E Santa Clara, como está, com ou sem pompa (embora com seja sempre melhor...), com ou sem ministro, com ou sem Sócrates, abriria sempre bem. Fui um dos - felizmente, muitos - que aproveitei, não obstante a chuva incessante que fustiga estas veredas do Mondego, para, na primeira oportunidade possível, dar uma vista de olhos ao novo "sítio arqueológico" (é assim que se diz, fiquei a saber) desta nossa urbe, sempre criticada no que toca às suas iniciativas. Confesso: o tempo não deu para ainda ver a "ruína" (como lhe chamam) propriamente dita: limitei-me, por imposições de horários de funcionamento, a ver as novas instalações, ou seja, o que foi edificado de raiz. Nestas, para além de um bar com um ar simpático e de um pequenino mas muito confortável auditório - onde se passa uma fita bem feita com um resumo da História do local (na qual souberam usar, de forma inteligente, os recursos, humanos e físicos, que o quinto-joanino Louriçal ainda tem para oferecer) -, para além de uma loja que, apesar de ainda não ter aberto portas, já vai exibindo linhas de produtos bem apelativas, avulta o espaço museológico. Não é uma mostra ampla, mas uma recolha, bem feita, com belas peças (umas encontradas nas escavações, outras generosamente emprestadas pelo MNMC) e boas explicações - há até um vídeo para criancinhas (surpreendente criação da ESEC, que superou, admito, as baixas expectativas que em relação a tudo o que produza sempre tenho) que se vê com prazer e não cai na patetice fácil e no recurso àquela linguagem infantil que os nossos ditos especialistas dizem ser a mais adequada, mas que enerva miúdos e graúdos. Vê-se que houve trabalho e, sobretudo, que houve cuidado. Percebe-se o esforço dos responsáveis em retratar aquela comunidade religiosa ao longo dos tempos. E isso não é tão comum quanto, à primeira vista, possa parecer. Não em Portugal - e, sobretudo, não em Coimbra.
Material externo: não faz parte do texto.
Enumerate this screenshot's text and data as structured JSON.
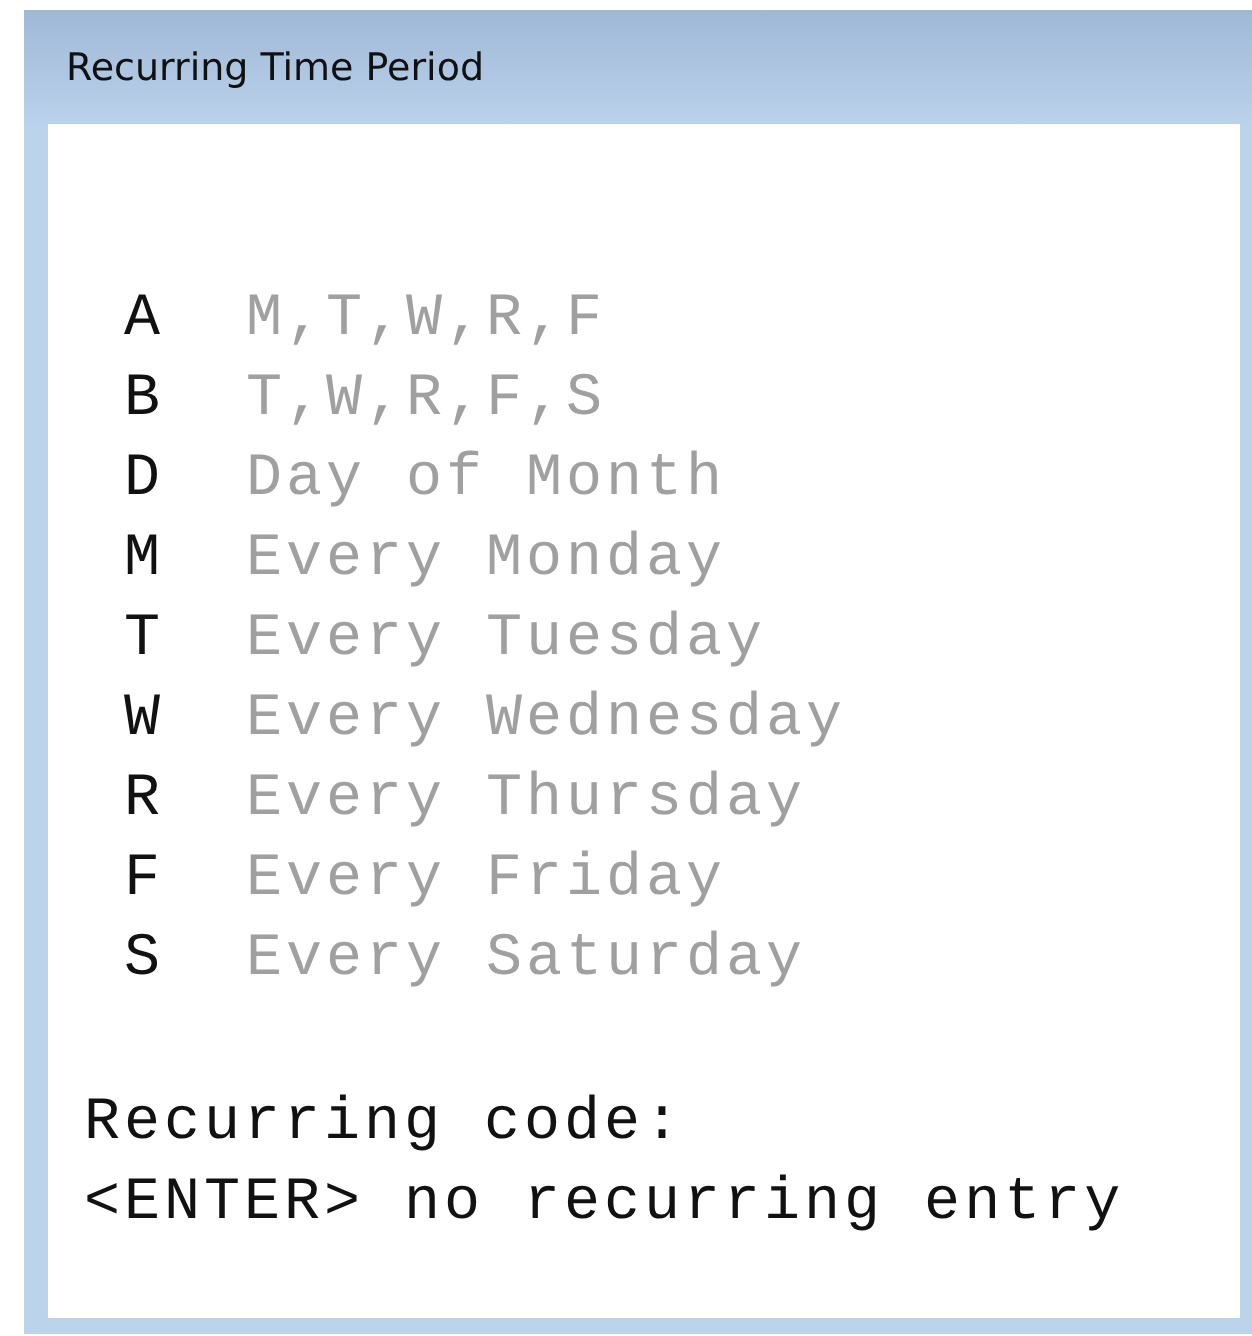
{
  "window": {
    "title": "Recurring Time Period"
  },
  "codes": [
    {
      "code": "A",
      "description": "M,T,W,R,F"
    },
    {
      "code": "B",
      "description": "T,W,R,F,S"
    },
    {
      "code": "D",
      "description": "Day of Month"
    },
    {
      "code": "M",
      "description": "Every Monday"
    },
    {
      "code": "T",
      "description": "Every Tuesday"
    },
    {
      "code": "W",
      "description": "Every Wednesday"
    },
    {
      "code": "R",
      "description": "Every Thursday"
    },
    {
      "code": "F",
      "description": "Every Friday"
    },
    {
      "code": "S",
      "description": "Every Saturday"
    }
  ],
  "prompt": {
    "label": "Recurring code:",
    "hint": "<ENTER> no recurring entry"
  }
}
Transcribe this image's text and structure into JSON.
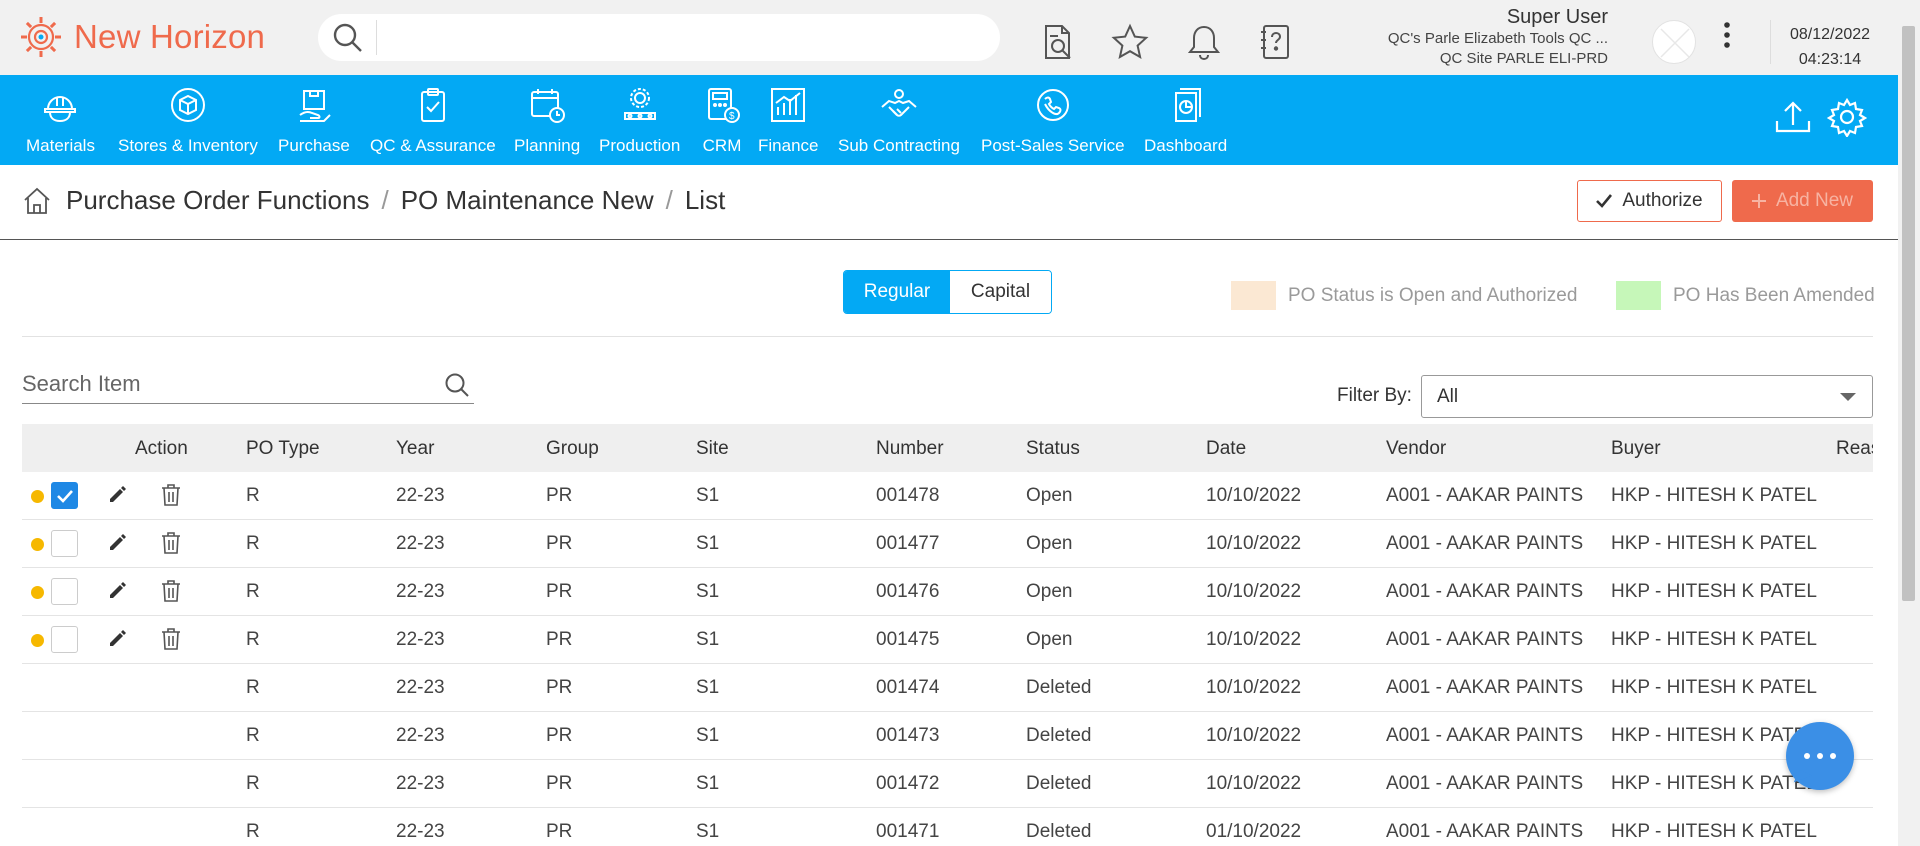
{
  "app": {
    "name": "New Horizon"
  },
  "header": {
    "search_placeholder": "",
    "user_name": "Super User",
    "company": "QC's Parle Elizabeth Tools QC ...",
    "site": "QC Site PARLE ELI-PRD",
    "date": "08/12/2022",
    "time": "04:23:14"
  },
  "nav": [
    {
      "label": "Materials"
    },
    {
      "label": "Stores & Inventory"
    },
    {
      "label": "Purchase"
    },
    {
      "label": "QC & Assurance"
    },
    {
      "label": "Planning"
    },
    {
      "label": "Production"
    },
    {
      "label": "CRM"
    },
    {
      "label": "Finance"
    },
    {
      "label": "Sub Contracting"
    },
    {
      "label": "Post-Sales Service"
    },
    {
      "label": "Dashboard"
    }
  ],
  "breadcrumb": [
    "Purchase Order Functions",
    "PO Maintenance New",
    "List"
  ],
  "actions": {
    "authorize": "Authorize",
    "add_new": "Add New"
  },
  "toggle": {
    "regular": "Regular",
    "capital": "Capital"
  },
  "legend": {
    "open_authorized": {
      "label": "PO Status is Open and Authorized",
      "color": "#fbe8d3"
    },
    "amended": {
      "label": "PO Has Been Amended",
      "color": "#c6f7b9"
    }
  },
  "search_item": {
    "placeholder": "Search Item"
  },
  "filter": {
    "label": "Filter By:",
    "value": "All"
  },
  "table": {
    "columns": [
      "Action",
      "PO Type",
      "Year",
      "Group",
      "Site",
      "Number",
      "Status",
      "Date",
      "Vendor",
      "Buyer",
      "Reas"
    ],
    "rows": [
      {
        "po_type": "R",
        "year": "22-23",
        "group": "PR",
        "site": "S1",
        "number": "001478",
        "status": "Open",
        "date": "10/10/2022",
        "vendor": "A001 - AAKAR PAINTS",
        "buyer": "HKP - HITESH K PATEL"
      },
      {
        "po_type": "R",
        "year": "22-23",
        "group": "PR",
        "site": "S1",
        "number": "001477",
        "status": "Open",
        "date": "10/10/2022",
        "vendor": "A001 - AAKAR PAINTS",
        "buyer": "HKP - HITESH K PATEL"
      },
      {
        "po_type": "R",
        "year": "22-23",
        "group": "PR",
        "site": "S1",
        "number": "001476",
        "status": "Open",
        "date": "10/10/2022",
        "vendor": "A001 - AAKAR PAINTS",
        "buyer": "HKP - HITESH K PATEL"
      },
      {
        "po_type": "R",
        "year": "22-23",
        "group": "PR",
        "site": "S1",
        "number": "001475",
        "status": "Open",
        "date": "10/10/2022",
        "vendor": "A001 - AAKAR PAINTS",
        "buyer": "HKP - HITESH K PATEL"
      },
      {
        "po_type": "R",
        "year": "22-23",
        "group": "PR",
        "site": "S1",
        "number": "001474",
        "status": "Deleted",
        "date": "10/10/2022",
        "vendor": "A001 - AAKAR PAINTS",
        "buyer": "HKP - HITESH K PATEL"
      },
      {
        "po_type": "R",
        "year": "22-23",
        "group": "PR",
        "site": "S1",
        "number": "001473",
        "status": "Deleted",
        "date": "10/10/2022",
        "vendor": "A001 - AAKAR PAINTS",
        "buyer": "HKP - HITESH K PATEL"
      },
      {
        "po_type": "R",
        "year": "22-23",
        "group": "PR",
        "site": "S1",
        "number": "001472",
        "status": "Deleted",
        "date": "10/10/2022",
        "vendor": "A001 - AAKAR PAINTS",
        "buyer": "HKP - HITESH K PATEL"
      },
      {
        "po_type": "R",
        "year": "22-23",
        "group": "PR",
        "site": "S1",
        "number": "001471",
        "status": "Deleted",
        "date": "01/10/2022",
        "vendor": "A001 - AAKAR PAINTS",
        "buyer": "HKP - HITESH K PATEL"
      }
    ]
  },
  "colors": {
    "brand": "#ef6a4c",
    "nav_bg": "#03a9f4",
    "status_dot": "#f6b800",
    "checkbox_checked": "#1e88e5"
  }
}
Um dos núcleos mais interessantes que se acham na mostra é, a meu ver, o das peças orientais. Poucas, mas de grande qualidade - e cabal expressão de que as clarissas coimbrãs dos séculos XVI e XVII eram certamente muito menos pacóvias e provincianas do que a generalidade das pessoas pensam. Entre elas, há alguns objectos puramente ornamentais, como um par de leões chineses brancos de porcelana, pequenos mas magníficos. Este conjunto foi restaurado com o providencial subsídio da Fundação Oriente.

Olhando para aqueles pratos e aqueles gomis que vinham de tão longínquas paragens, observando as tacinhas quase translúcidas de porcelana da China, mirando o par de leões de goelas escancaradas e jubas revoltas, ao lado de um cofre oriental e precioso, percebemos que esses objectos - mesmo que, naturalmente, fossem encarado como peças de luxo - já faziam parte do quotidiano de um mosteiro no centro de Portugal. Pedacinhos da Índia e da China que talvez tenham sido enviados por parentes, amigos (quiçá admiradores...), que tenham feito parte de dotes, que tenham sido ofertas ao vetusto cenóbio, ou que, mais prosaicamente, tenham sido adquiridos a um comerciante que os traficasse. Pedacinhos do Oriente que, desde há séculos, faziam parte (como aqui se vê) do quotidiano dessas clarissas que, apesar de (mais ou menos...) enclausuradas entre as fortes paredes do seu velho mosteiro, também beneficiavam dessa ponte entre Oriente e Ocidente que ajuda a explicar a maneira de ser portuguesa- e que, já se sabe, é um dos reflexos da lusofonia! ;)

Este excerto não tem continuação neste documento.